Since the rise of the internet, the world’s top-producing factories have digitized their operations. Now, terabytes of data flow from almost every tool on the factory floor, giving organizations more information than they know what to do with.

Unfortunately, many companies lack the resources to translate this information to reduce costs and increase efficiency. For that, companies need Artificial Intelligence.

What’s Driving the Urgency to Adopt AI?

High revenue volatility • Need to continuously find cost savings • Short production times • Increased regulation and inspections • Learning and adaptability on the factory floor • Manufacturing capacity and supply chain demands • Increased need for small-batch and/or customized goods

The Factories of the Future Can…

1. Detect defects throughout the production process.
2. Deploy predictive maintenance to reduce downtime.
3. Respond to real-time changes in demand across the supply chain.
4. Validate whether intricate goods like microchips have been perfectly produced.
5. Reduce costs of small-batch or single-run goods, enabling greater customization.
6. Improve employee satisfaction by shifting mundane tasks to machines.

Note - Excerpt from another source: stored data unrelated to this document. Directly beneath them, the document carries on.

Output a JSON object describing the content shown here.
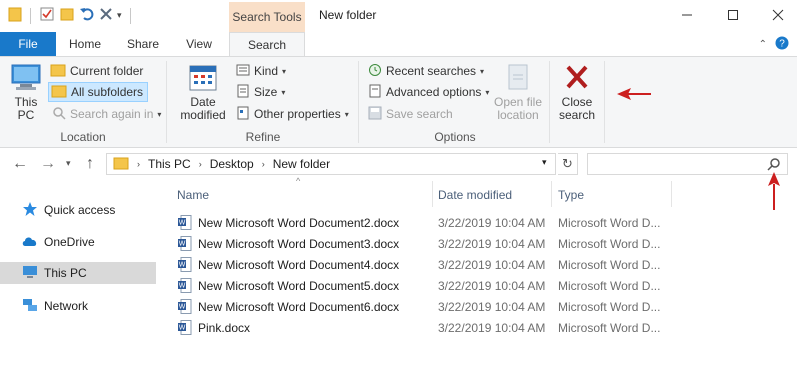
{
  "window": {
    "title": "New folder",
    "context_tab": "Search Tools"
  },
  "tabs": {
    "file": "File",
    "home": "Home",
    "share": "Share",
    "view": "View",
    "search": "Search"
  },
  "ribbon": {
    "location": {
      "this_pc": "This PC",
      "current_folder": "Current folder",
      "all_subfolders": "All subfolders",
      "search_again_in": "Search again in",
      "label": "Location"
    },
    "refine": {
      "date_modified": "Date modified",
      "kind": "Kind",
      "size": "Size",
      "other_properties": "Other properties",
      "label": "Refine"
    },
    "options": {
      "recent_searches": "Recent searches",
      "advanced_options": "Advanced options",
      "save_search": "Save search",
      "open_file_location": "Open file location",
      "label": "Options"
    },
    "close": {
      "close_search": "Close search"
    }
  },
  "address": {
    "crumbs": [
      "This PC",
      "Desktop",
      "New folder"
    ],
    "search_placeholder": ""
  },
  "navpane": {
    "items": [
      {
        "label": "Quick access",
        "icon": "star-icon"
      },
      {
        "label": "OneDrive",
        "icon": "cloud-icon"
      },
      {
        "label": "This PC",
        "icon": "computer-icon",
        "selected": true
      },
      {
        "label": "Network",
        "icon": "network-icon"
      }
    ]
  },
  "filelist": {
    "columns": [
      "Name",
      "Date modified",
      "Type"
    ],
    "rows": [
      {
        "name": "New Microsoft Word Document2.docx",
        "date": "3/22/2019 10:04 AM",
        "type": "Microsoft Word D..."
      },
      {
        "name": "New Microsoft Word Document3.docx",
        "date": "3/22/2019 10:04 AM",
        "type": "Microsoft Word D..."
      },
      {
        "name": "New Microsoft Word Document4.docx",
        "date": "3/22/2019 10:04 AM",
        "type": "Microsoft Word D..."
      },
      {
        "name": "New Microsoft Word Document5.docx",
        "date": "3/22/2019 10:04 AM",
        "type": "Microsoft Word D..."
      },
      {
        "name": "New Microsoft Word Document6.docx",
        "date": "3/22/2019 10:04 AM",
        "type": "Microsoft Word D..."
      },
      {
        "name": "Pink.docx",
        "date": "3/22/2019 10:04 AM",
        "type": "Microsoft Word D..."
      }
    ]
  },
  "colors": {
    "file_tab": "#1979ca",
    "context_tab": "#f9dfc8",
    "selection": "#cce8ff",
    "annotation_arrow": "#cc1f1f",
    "close_x": "#b01e1e"
  }
}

Key Uses for AI in Manufacturing

Defect Detection

Today, many assembly lines have no systems or technologies in place to identify defects across the production line. Even those which may be in place are very basic, requiring skilled engineers to build and hard-code algorithms to differentiate between functional and defective components. The majority of these systems cannot still learn or integrate new information, resulting in countless false-positives, which then have to be manually checked by an on-site employee.

By imbuing this system with artificial intelligence and self-learning capabilities manufacturers can save countless hours by drastically reducing false-positives and the hours required for quality control.

Quality Assurance

Manufacturing requires acute attention to detail, a necessity that’s only exacerbated in the electronics space. Historically speaking, quality assurance has been a manual job, requiring a highly skilled engineer to ensure that electronics and microprocessors were being manufactured correctly and that all of its circuits were properly configured.

Today, image processing algorithms can automatically validate whether an item has been perfectly produced. By installing cameras at key points along the factory floor, this sorting can happen automatically and in real-time.

Assembly Line Integration

Today, much of the equipment that manufacturers use sends a vast amount of data to the cloud. Unfortunately, this information tends to be siloed and doesn’t play nicely together.

Getting a holistic picture of your operation requires several different dashboards and a subject matter expert to make sense of it all.

By creating an integrated app that pulls data from the breadth of the IoT-connected equipment you use, you can ensure that you’re getting a God-like view of the operation.

Assembly Line Optimization

Furthermore, by layering in Artificial Intelligence into your IoT ecosystem, this wealth of data, you can create a variety of automations. For example, when equipment operators are showing signs of fatigue, supervisors get notifications. When a piece of equipment breaks down, the system can automatically trigger contingency plans or other reorganization activities.

Generative Design

In addition to facilitating the manufacturing process, AI can help organizations design products. Here’s how it works: a designer or an engineer inputs design goals into generative design algorithms. These algorithms then explore all the possible permutations of a solution and generate design alternatives. Finally, it uses machine learning to test each iteration and improve upon it.